Some of those people just slammed their car door with the keys inside as they ran to grab the money, so the cars were locked on the highway and couldn’t be moved.

The police arrested them and had the cars towed away, the fines will amount to more than whatever they collected.

The police used the news media to explain that this wasn’t free money, it was theft: “If a truck carrying TV sets drops them on the highway, you can’t just grab the TVs and take them away” a spokesman said.

But money is like a drug that bypasses the brain.

The police explained there was lots of footage of  car number-plates and the faces of the people taking the money, if the money wasn’t returned in 48 hours those people faced prosecution.

Gradually, reluctantly, some of the money began to trickle back.

People tend to see money as an end-point, the standard that all things must be measured against, the final goal.

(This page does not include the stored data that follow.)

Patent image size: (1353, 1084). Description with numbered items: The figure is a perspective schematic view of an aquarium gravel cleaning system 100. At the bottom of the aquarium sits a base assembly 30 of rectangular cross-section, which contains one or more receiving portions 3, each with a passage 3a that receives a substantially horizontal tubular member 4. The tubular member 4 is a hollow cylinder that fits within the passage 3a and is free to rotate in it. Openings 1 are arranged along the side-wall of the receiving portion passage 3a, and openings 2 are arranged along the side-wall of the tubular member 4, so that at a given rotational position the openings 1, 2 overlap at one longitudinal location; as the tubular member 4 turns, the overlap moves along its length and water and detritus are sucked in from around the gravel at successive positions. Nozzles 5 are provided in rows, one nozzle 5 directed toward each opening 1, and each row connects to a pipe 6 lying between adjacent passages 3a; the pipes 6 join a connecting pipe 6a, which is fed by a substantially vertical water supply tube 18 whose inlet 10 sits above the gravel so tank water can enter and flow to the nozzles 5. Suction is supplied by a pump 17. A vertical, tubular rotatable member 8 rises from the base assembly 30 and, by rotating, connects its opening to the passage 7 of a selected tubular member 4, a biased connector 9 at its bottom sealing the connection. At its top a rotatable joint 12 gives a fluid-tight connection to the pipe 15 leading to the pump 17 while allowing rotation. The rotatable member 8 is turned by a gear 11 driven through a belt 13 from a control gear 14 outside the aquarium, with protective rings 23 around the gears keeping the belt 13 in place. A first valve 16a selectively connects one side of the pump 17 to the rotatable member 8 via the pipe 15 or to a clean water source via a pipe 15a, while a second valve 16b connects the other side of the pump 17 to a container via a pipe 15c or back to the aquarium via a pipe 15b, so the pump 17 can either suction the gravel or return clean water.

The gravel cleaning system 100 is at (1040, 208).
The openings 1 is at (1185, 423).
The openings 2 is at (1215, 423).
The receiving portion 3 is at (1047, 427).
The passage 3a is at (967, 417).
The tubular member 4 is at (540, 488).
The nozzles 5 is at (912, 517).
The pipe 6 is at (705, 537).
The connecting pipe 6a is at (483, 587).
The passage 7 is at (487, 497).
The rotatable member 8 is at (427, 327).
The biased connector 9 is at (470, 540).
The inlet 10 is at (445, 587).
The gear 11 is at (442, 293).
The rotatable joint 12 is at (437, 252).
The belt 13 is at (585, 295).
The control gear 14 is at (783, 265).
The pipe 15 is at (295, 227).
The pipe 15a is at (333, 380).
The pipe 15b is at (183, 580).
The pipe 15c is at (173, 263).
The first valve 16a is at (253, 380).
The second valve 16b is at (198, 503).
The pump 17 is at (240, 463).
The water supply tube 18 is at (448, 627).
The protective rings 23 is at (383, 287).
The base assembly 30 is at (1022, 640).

But for us, it doesn’t make sense to just chase money.

If we do great work money will follow, so it makes sense to chase the work.

But I’ve seen people chase the money – they were doing great work, so they got offered more money elsewhere, so they left and went for the money.

Suddenly they weren’t doing such great work anymore, so the money dried up, now they don’t have the work or the money.

See, if you’ve got great work you’ve got a great portfolio, and that will always sell.

But if all you have is the fact that you used to earn a lot of money, well you can’t put that in your portfolio.

Hence, money is a by-product not an end-product – QED.